A favourable result for private banks: UK election 2015

The Conservative party have won the UK election, securing 331 of 650 available seats. After a number of policies proposed that would affect wealthy individuals by the Labour party, the private banking industry is exerting a sigh of relief

By John Schaffer

The Conservative party have won the UK election, securing 331 of 650 available seats. After a number of policies proposed that would affect wealthy individuals by the Labour party, the private banking industry is exerting a sigh of relief

Industry experts from private banks and wealth management companies give their comments on the surprise election result and the significance the newly elected government will have on the UK economy:

 

Bill O’Neill, head of the UK investment office at UBS Wealth Management

"The good news is that the current fiscal trajectory remains firmly in place. Importantly, the Bank of England will not be confronted by a change in the fiscal framework. This could prompt lower for longer interest rates."There could be clouds on the horizon for the UK economy if growth momentum is seen to have slowed, but broadly the economic context is relatively bright."

 

Gregor MacIntosh, CIO of Lombard Odier Absolute Return bonds

"David Cameron won’t have missed the fact that UKIP suffered a disappointing election in terms of seats won; and the fact that he will have to manage the divisive impact of a dominant SNP north of the border. This combination relieves some of the pressure on him to move ahead wholeheartedly with an early EU referendum.

"Already UK capital markets – sterling and equities – have recovered some of the uncertainty that was weighing on them in the run up to this difficult-to-call election.

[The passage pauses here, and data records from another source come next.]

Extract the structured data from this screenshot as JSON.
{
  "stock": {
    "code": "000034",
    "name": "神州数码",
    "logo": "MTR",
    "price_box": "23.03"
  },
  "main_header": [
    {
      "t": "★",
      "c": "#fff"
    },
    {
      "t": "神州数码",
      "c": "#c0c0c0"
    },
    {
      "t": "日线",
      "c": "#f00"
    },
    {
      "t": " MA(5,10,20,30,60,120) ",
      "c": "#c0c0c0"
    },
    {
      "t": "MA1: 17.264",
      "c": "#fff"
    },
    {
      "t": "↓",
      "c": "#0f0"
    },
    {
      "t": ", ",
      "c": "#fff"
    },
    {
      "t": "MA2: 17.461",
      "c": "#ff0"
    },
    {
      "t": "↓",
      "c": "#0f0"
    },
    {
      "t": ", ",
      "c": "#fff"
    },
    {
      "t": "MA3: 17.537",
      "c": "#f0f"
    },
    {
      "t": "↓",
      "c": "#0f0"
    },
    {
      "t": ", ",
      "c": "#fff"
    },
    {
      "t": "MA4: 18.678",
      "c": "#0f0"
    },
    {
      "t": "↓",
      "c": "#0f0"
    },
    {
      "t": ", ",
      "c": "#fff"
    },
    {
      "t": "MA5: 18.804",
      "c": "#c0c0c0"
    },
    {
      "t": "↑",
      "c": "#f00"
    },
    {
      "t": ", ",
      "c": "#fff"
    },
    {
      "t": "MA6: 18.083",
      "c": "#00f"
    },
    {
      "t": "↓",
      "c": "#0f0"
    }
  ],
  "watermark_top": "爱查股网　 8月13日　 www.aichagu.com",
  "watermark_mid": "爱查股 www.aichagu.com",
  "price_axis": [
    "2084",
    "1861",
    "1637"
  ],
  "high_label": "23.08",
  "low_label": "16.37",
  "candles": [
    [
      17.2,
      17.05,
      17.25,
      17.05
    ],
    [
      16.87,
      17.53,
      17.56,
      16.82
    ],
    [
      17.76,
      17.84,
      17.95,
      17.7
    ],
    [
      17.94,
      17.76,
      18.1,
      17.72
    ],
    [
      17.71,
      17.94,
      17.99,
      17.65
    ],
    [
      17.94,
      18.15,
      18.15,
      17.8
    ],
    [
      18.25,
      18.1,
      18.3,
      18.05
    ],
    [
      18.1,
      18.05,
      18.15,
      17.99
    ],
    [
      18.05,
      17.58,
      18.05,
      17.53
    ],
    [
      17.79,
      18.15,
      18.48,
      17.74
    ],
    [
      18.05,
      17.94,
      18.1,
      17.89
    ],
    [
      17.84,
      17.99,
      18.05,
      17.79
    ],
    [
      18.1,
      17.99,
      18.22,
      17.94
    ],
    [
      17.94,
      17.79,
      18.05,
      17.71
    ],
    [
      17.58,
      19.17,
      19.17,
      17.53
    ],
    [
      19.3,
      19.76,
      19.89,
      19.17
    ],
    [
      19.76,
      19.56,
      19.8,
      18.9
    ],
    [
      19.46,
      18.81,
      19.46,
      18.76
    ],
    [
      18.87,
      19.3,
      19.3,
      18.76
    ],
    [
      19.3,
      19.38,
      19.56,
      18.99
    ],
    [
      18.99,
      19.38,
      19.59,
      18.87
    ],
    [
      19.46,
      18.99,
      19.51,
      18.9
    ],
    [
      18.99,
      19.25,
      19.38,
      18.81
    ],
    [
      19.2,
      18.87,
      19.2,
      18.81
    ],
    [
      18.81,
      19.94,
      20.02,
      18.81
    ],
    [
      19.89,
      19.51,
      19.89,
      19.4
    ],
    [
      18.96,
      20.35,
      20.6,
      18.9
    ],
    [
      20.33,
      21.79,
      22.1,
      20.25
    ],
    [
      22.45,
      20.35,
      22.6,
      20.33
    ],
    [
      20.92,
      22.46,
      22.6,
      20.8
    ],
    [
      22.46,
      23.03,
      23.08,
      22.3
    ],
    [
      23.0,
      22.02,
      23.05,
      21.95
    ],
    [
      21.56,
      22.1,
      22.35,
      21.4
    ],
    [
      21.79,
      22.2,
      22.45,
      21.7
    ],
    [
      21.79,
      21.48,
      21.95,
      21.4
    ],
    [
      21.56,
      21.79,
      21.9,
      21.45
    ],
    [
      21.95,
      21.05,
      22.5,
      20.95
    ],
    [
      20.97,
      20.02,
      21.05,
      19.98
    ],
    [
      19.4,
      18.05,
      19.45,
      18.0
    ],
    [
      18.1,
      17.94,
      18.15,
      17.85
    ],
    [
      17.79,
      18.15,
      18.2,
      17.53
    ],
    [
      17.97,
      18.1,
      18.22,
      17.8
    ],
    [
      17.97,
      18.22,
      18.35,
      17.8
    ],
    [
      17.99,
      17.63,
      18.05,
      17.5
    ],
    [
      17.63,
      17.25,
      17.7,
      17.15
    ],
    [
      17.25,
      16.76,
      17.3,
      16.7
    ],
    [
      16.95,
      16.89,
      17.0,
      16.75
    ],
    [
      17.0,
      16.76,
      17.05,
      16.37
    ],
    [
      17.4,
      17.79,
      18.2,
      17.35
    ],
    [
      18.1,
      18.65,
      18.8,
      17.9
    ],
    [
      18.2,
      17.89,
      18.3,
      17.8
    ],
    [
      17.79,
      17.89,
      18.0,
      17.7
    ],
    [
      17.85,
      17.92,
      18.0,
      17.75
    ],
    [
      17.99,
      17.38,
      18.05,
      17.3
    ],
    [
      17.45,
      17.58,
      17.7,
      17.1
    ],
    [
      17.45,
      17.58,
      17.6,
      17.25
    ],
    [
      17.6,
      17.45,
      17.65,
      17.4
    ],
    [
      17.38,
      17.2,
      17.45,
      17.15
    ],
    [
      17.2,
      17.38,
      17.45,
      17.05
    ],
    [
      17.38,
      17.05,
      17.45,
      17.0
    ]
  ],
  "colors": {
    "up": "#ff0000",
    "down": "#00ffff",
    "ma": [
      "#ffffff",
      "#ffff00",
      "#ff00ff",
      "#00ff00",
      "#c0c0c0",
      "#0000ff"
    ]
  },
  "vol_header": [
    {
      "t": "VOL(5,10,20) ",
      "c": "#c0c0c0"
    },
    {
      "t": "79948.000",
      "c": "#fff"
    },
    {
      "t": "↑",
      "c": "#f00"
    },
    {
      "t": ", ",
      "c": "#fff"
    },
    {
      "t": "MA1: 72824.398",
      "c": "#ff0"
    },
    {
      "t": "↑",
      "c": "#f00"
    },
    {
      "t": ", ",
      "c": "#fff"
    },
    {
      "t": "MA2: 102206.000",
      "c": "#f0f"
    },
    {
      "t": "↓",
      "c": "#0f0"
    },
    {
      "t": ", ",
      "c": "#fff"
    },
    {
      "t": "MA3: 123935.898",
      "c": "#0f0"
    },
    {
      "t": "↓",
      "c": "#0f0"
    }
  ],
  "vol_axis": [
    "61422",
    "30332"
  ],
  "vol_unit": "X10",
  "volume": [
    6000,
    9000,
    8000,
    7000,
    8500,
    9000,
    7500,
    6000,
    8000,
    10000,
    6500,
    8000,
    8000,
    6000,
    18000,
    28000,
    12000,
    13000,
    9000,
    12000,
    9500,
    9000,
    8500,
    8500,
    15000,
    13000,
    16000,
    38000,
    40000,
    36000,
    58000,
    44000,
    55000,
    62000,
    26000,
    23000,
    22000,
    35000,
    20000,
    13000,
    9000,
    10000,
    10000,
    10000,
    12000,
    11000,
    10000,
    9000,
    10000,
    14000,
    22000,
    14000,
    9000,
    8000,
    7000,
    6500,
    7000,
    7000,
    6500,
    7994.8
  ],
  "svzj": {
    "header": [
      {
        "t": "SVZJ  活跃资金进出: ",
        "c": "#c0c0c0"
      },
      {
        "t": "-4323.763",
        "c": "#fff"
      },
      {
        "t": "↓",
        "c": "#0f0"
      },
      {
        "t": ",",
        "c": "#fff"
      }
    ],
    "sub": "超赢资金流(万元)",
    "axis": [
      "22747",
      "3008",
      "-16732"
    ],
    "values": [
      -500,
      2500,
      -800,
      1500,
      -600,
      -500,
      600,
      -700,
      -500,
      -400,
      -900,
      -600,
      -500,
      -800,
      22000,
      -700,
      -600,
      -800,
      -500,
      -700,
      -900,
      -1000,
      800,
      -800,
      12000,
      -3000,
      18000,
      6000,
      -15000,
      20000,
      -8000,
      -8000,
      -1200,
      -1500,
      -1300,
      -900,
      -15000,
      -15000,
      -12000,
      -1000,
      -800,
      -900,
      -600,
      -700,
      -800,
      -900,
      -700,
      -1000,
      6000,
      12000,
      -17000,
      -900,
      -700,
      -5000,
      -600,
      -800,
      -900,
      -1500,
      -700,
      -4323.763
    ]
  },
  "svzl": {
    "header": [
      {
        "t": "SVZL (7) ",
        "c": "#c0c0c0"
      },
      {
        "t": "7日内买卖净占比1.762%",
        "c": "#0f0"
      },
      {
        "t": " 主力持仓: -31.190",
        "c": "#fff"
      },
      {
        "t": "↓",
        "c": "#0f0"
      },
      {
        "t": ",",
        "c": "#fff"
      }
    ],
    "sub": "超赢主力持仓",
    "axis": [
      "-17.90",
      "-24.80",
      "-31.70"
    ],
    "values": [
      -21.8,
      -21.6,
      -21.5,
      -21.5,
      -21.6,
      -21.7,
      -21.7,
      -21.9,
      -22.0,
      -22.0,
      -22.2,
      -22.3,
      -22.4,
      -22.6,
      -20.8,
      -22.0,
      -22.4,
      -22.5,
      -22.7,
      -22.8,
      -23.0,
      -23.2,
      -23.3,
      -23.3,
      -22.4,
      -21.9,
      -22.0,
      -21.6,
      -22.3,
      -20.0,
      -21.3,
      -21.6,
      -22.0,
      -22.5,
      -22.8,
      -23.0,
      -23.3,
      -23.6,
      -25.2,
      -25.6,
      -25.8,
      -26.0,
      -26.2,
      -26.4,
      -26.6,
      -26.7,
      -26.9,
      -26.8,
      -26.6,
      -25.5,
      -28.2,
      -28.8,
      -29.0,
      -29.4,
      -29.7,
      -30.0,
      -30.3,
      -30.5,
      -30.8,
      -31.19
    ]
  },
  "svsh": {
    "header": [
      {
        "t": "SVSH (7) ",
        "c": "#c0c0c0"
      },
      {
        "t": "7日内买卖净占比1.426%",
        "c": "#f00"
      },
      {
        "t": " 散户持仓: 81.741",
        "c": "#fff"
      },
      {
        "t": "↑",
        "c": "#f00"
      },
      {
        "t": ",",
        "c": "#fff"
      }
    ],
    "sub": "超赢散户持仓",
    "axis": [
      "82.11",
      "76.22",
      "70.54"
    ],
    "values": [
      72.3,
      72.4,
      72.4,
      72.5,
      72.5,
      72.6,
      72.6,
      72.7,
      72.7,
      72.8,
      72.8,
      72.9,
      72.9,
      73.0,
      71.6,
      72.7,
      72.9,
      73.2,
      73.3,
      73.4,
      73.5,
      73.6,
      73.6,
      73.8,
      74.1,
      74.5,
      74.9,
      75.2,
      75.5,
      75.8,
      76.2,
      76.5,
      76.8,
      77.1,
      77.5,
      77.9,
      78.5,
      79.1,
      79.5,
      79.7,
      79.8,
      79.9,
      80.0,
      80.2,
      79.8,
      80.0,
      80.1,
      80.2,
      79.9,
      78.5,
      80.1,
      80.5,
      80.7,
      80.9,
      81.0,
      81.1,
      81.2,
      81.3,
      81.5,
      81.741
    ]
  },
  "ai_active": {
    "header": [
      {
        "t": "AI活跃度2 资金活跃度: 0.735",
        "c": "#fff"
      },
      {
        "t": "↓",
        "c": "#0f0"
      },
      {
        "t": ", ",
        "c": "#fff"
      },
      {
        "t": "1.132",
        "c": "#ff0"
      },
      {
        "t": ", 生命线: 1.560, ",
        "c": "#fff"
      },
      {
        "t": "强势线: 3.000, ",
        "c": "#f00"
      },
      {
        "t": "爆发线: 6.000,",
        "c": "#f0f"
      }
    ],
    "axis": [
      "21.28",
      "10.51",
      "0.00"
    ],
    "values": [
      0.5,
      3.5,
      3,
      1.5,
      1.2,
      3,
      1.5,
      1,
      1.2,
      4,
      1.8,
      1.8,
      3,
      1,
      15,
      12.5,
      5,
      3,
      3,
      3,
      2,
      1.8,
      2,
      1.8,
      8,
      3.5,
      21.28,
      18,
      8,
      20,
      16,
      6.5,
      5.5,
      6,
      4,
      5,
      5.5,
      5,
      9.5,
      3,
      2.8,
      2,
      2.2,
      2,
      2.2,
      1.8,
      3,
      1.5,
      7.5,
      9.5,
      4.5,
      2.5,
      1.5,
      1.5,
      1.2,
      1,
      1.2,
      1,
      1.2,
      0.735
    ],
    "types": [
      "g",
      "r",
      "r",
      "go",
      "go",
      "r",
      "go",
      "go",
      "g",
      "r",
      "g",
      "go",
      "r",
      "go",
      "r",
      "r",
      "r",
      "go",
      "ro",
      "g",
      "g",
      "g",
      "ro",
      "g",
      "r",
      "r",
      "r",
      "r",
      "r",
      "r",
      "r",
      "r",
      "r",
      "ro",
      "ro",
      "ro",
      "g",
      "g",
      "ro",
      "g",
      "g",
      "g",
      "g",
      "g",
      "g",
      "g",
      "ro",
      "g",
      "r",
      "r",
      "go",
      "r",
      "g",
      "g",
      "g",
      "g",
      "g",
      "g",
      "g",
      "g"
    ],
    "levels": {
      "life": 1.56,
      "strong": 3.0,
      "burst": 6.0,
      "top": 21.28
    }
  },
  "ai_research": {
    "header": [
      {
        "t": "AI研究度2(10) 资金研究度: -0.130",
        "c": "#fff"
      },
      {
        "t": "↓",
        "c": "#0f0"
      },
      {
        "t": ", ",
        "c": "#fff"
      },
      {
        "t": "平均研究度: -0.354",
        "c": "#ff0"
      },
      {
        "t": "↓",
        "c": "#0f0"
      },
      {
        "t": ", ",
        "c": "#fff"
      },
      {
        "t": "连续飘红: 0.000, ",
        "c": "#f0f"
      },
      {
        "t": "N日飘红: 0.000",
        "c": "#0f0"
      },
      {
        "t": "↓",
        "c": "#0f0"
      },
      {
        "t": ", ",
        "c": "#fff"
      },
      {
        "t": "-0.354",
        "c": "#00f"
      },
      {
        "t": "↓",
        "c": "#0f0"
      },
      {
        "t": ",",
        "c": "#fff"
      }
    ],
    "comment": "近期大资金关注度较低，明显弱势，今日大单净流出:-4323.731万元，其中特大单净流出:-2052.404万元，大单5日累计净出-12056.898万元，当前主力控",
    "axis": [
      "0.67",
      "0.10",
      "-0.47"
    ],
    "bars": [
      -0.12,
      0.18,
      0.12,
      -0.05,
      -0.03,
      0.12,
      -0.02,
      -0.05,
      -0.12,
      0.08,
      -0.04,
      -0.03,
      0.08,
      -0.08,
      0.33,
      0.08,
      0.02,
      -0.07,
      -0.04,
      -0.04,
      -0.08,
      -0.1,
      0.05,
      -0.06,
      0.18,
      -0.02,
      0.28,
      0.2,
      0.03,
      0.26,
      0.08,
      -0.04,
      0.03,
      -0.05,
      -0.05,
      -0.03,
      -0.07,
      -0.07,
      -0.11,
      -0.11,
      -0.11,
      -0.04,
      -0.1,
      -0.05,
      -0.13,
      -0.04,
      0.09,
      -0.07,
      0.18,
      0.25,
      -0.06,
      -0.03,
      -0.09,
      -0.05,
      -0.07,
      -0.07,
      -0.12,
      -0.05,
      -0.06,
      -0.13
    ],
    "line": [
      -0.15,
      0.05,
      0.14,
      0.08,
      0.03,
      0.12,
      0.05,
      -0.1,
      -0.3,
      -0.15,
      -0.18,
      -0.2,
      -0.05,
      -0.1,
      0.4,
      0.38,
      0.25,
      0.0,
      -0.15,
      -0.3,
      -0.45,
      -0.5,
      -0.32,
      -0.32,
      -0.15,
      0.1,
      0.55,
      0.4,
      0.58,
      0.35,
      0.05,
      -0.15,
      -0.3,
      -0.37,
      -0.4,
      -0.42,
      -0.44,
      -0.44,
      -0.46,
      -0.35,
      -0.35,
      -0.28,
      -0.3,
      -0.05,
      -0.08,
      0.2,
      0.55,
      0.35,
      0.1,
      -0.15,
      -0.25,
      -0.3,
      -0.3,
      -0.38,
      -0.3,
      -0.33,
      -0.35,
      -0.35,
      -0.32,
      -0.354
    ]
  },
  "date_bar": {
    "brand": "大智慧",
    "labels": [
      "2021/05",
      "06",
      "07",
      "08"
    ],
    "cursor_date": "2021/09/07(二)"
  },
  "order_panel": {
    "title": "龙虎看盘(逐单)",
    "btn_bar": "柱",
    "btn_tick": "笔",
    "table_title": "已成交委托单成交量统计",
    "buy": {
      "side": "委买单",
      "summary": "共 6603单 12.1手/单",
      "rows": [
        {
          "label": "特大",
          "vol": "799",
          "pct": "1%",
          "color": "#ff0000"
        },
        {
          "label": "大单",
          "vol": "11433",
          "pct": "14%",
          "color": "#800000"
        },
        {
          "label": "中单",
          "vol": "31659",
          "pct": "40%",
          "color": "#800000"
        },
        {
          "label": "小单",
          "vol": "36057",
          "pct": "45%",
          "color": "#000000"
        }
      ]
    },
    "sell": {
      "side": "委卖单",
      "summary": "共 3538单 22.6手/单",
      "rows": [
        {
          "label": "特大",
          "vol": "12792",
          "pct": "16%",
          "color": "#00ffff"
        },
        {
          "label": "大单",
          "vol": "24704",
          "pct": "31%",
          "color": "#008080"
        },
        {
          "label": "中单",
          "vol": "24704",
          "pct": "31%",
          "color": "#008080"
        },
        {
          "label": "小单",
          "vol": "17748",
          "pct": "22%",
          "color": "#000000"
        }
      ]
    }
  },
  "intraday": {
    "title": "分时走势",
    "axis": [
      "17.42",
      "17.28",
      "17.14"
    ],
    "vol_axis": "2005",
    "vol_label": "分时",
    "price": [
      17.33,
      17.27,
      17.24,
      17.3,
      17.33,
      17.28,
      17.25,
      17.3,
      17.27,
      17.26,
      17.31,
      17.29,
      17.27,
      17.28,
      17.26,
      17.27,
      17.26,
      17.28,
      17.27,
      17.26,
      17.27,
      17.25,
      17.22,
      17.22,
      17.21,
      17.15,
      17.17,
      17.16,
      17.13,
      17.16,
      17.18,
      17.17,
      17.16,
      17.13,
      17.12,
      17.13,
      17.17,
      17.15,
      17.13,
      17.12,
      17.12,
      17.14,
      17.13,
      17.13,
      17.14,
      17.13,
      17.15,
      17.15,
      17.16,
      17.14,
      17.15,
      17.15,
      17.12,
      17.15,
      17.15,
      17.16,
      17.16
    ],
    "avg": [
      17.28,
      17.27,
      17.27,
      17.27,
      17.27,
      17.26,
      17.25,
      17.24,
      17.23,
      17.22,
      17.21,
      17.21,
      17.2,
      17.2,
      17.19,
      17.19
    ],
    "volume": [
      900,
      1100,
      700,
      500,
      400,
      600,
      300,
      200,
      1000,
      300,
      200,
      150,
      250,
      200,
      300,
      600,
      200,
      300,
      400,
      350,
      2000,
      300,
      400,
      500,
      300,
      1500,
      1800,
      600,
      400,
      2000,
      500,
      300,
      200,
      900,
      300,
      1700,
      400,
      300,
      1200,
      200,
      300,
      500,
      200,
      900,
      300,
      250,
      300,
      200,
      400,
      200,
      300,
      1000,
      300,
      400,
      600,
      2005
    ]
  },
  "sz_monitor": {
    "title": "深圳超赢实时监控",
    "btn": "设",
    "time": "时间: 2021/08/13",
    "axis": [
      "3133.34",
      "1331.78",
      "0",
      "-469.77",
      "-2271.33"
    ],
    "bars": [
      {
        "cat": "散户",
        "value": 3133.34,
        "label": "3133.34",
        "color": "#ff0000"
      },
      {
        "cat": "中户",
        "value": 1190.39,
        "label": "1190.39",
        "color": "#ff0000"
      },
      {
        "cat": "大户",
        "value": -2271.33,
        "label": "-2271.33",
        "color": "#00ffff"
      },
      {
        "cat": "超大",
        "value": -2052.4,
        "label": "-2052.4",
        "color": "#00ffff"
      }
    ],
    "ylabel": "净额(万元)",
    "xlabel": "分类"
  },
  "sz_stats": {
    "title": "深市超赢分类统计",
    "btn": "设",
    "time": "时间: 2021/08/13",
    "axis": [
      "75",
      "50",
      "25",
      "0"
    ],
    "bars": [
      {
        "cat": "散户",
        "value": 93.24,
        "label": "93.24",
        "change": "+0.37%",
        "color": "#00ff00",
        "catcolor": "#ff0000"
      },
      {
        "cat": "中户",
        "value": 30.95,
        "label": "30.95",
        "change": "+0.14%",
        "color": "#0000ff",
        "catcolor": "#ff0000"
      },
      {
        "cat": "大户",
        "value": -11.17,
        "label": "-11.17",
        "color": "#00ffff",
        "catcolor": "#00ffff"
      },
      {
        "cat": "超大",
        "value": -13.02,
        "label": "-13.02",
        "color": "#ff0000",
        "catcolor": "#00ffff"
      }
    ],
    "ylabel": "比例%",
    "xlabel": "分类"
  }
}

Sure, the outlook is favourable for UK equities and sterling but Europe and the wider world will make most of the difference in the months ahead."

 

Adam Chester, head of economic research and market strategy at Lloyds Bank Commercial Banking

"The lifting of the political fog has prompted a sharp reaction in the FX markets. Sterling has spiked higher against both the US dollar and the euro. Sterling rose sharply when the exit poll was published at 10pm last night, with GBP/USD rising to around 1.5450 and extending gains to above 1.55 as the results pointed to a clear Conservative victory. Government bond prices and the FTSE 100 have also opened higher. Within minutes of these markets opening, the FTSE 100 rose around 80 points to above 6,900, whilst 10 year government bond yields dropped over 10 basis points to 1.8%."

 

Colin Harte, senior portfolio manager and strategist at BNP Paribas

"The Conservative government has pledged to undertake a referendum on UK membership of the EU. However, with Prime Minister Cameron winning a majority in his own right, this should give him enough leverage to face down the more extreme euro-sceptics within his own party to conclude a sensible deal with the EU over the UK’s relation with it. But the very act of holding a referendum will cause some concern in financial markets over the next 12-18 months.

"The previous Conservative-led coalition government had planned a significant fiscal policy tightening following the election, which would have focused primarily on public expenditure cuts and increased user charges. With this policy largely endorsed at the ballot box, a Conservative government is likely to implement most of its planned fiscal tightening of 5.3% of GDP by 2019/20. Overall, this planned fiscal consolidation should temporarily dampen GDP growth and prevent a further significant deterioration in the UK current account position, which already stands at 5.5% of GDP."